Testing Agents

Reference Document: This page provides detailed reference for testing agent packages.

For step-by-step agent creation, see Creating Agent Packages.

This guide covers testing patterns for Lobster agent packages. The lobster.testing module provides mock objects, fixtures, and contract validation mixins to ensure your agents work correctly.

The lobster.testing Module

The lobster.testing module provides everything you need to test agents without real LLM calls or data persistence:

from lobster.testing import (
    # Mock objects
    MockDataManager,
    MockLLM,
    MockLLMResponse,
    MockProvenanceTracker,
    # Contract validation
    AgentContractTestMixin,
    # Fixtures
    create_test_workspace,
)

MockDataManager

MockDataManager provides a fully mocked DataManagerV2 with in-memory behavior:

from pathlib import Path
from lobster.testing import MockDataManager

# Create mock data manager (workspace_path MUST be Path, not str)
dm = MockDataManager(workspace_path=Path("/tmp/test_workspace"))

# Add test data
import anndata as ad
import numpy as np

adata = ad.AnnData(X=np.random.randn(100, 50))
dm.add_modality("test_data", adata)

# Use in tests
assert dm.has_modality("test_data")
assert "test_data" in dm.list_modalities()
retrieved = dm.get_modality("test_data")
assert retrieved.shape == (100, 50)

Key Features

In-memory storage: No disk I/O, fast tests
Tool usage tracking: Records all log_tool_usage() calls
Provenance tracking: Mock ProvenanceTracker for IR validation
Plot management: Stores plot data in memory

Critical: workspace_path must be a Path instance, not a string. This enforces the Phase 5 decision (05-02) that workspace_path is always Path type.

# CORRECT
dm = MockDataManager(workspace_path=Path("/tmp/test"))

# WRONG - raises TypeError
dm = MockDataManager(workspace_path="/tmp/test")

Tracking Tool Usage

Verify your agent tools log provenance correctly:

from lobster.testing import MockDataManager
from pathlib import Path

dm = MockDataManager(workspace_path=Path("/tmp/test"))

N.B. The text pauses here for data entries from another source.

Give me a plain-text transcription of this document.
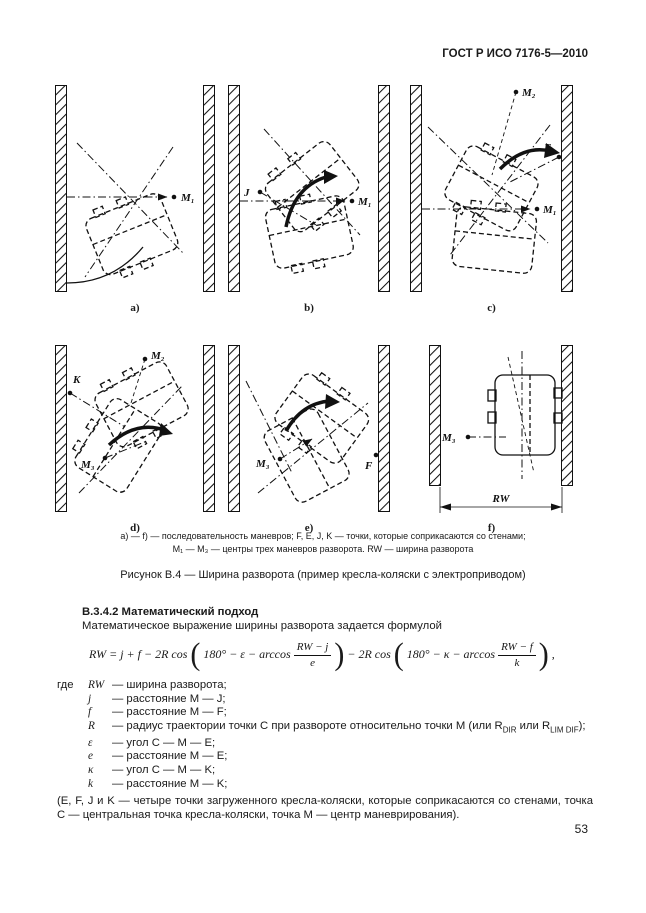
ГОСТ Р ИСО 7176-5—2010
M₁
а)
J
M₁
b)
M₂
E
M₁
c)
M₂
K
M₃
d)
M₃	F
е)
M₃
RW
f)
а) — f) — последовательность маневров; F, E, J, K — точки, которые соприкасаются со стенами;
М₁ — М₃ — центры трех маневров разворота. RW — ширина разворота
Рисунок В.4 — Ширина разворота (пример кресла-коляски с электроприводом)
В.3.4.2 Математический подход
Математическое выражение ширины разворота задается формулой
RW = j + f − 2R cos ( $180^\circ - \varepsilon - \arccos \frac{RW - j}{e}$ ) − 2R cos ( $180^\circ - \kappa - \arccos \frac{RW - f}{k}$ ) ,
где	RW — ширина разворота;
j	— расстояние M — J;
f	— расстояние M — F;
R	— радиус траектории точки C при развороте относительно точки M (или $R_{DIR}$ или $R_{LIM DIF}$);
ε	— угол C — M — E;
e	— расстояние M — E;
κ	— угол C — M — K;
k	— расстояние M — K;
(E, F, J и K — четыре точки загруженного кресла-коляски, которые соприкасаются со стенами, точка C — центральная точка кресла-коляски, точка M — центр маневрирования).
53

# Your tool calls dm.log_tool_usage(...)
dm.log_tool_usage(
    tool_name="cluster_modality",
    params={"resolution": 0.5},
    stats={"n_clusters": 10},
    ir=mock_analysis_step,
)

# Verify in tests
history = dm.get_tool_usage_history()
assert len(history) == 1
assert history[0]["tool_name"] == "cluster_modality"
assert history[0]["ir"] is not None  # IR is mandatory

MockLLM

MockLLM simulates LLM responses without API calls:

from lobster.testing import MockLLM

# Basic usage
llm = MockLLM(default_response="Analysis complete")
response = llm.invoke("Cluster the data")
assert response.content == "Analysis complete"

# Keyword-based responses
llm = MockLLM(default_response="Unknown request")
llm.add_response("cluster", "Clustering started")
llm.add_response("annotate", "Annotation complete")

r1 = llm.invoke("Please cluster cells")  # Contains "cluster"
assert r1.content == "Clustering started"

r2 = llm.invoke("Annotate cell types")  # Contains "annotate"
assert r2.content == "Annotation complete"

Response Sequences

For multi-turn conversations:

from lobster.testing import MockLLM

llm = MockLLM()
llm.set_response_sequence([
    "First, I'll check the data quality.",
    "Now clustering the cells.",
    "Found 12 clusters. Running annotation.",
    "Analysis complete!"
])

# Each invoke() returns the next response in sequence
r1 = llm.invoke("Start analysis")
assert r1.content == "First, I'll check the data quality."

r2 = llm.invoke("Continue")
assert r2.content == "Now clustering the cells."

# After sequence exhausts, falls back to default_response

Call Tracking

Verify your agent sends correct prompts:

from lobster.testing import MockLLM

llm = MockLLM()
llm.invoke("Analyze GSE12345")
llm.invoke("Find marker genes")

# Check call history
assert llm.get_call_count() == 2
assert "GSE12345" in llm.get_last_prompt()

# Full history
for call in llm.call_history:
    print(f"Prompt: {call['prompt'][:50]}...")

AgentContractTestMixin

The AgentContractTestMixin validates that your agent follows the Plugin Contract:

from lobster.testing import AgentContractTestMixin


class TestMyAgent(AgentContractTestMixin):
    """Test my_agent follows the plugin contract."""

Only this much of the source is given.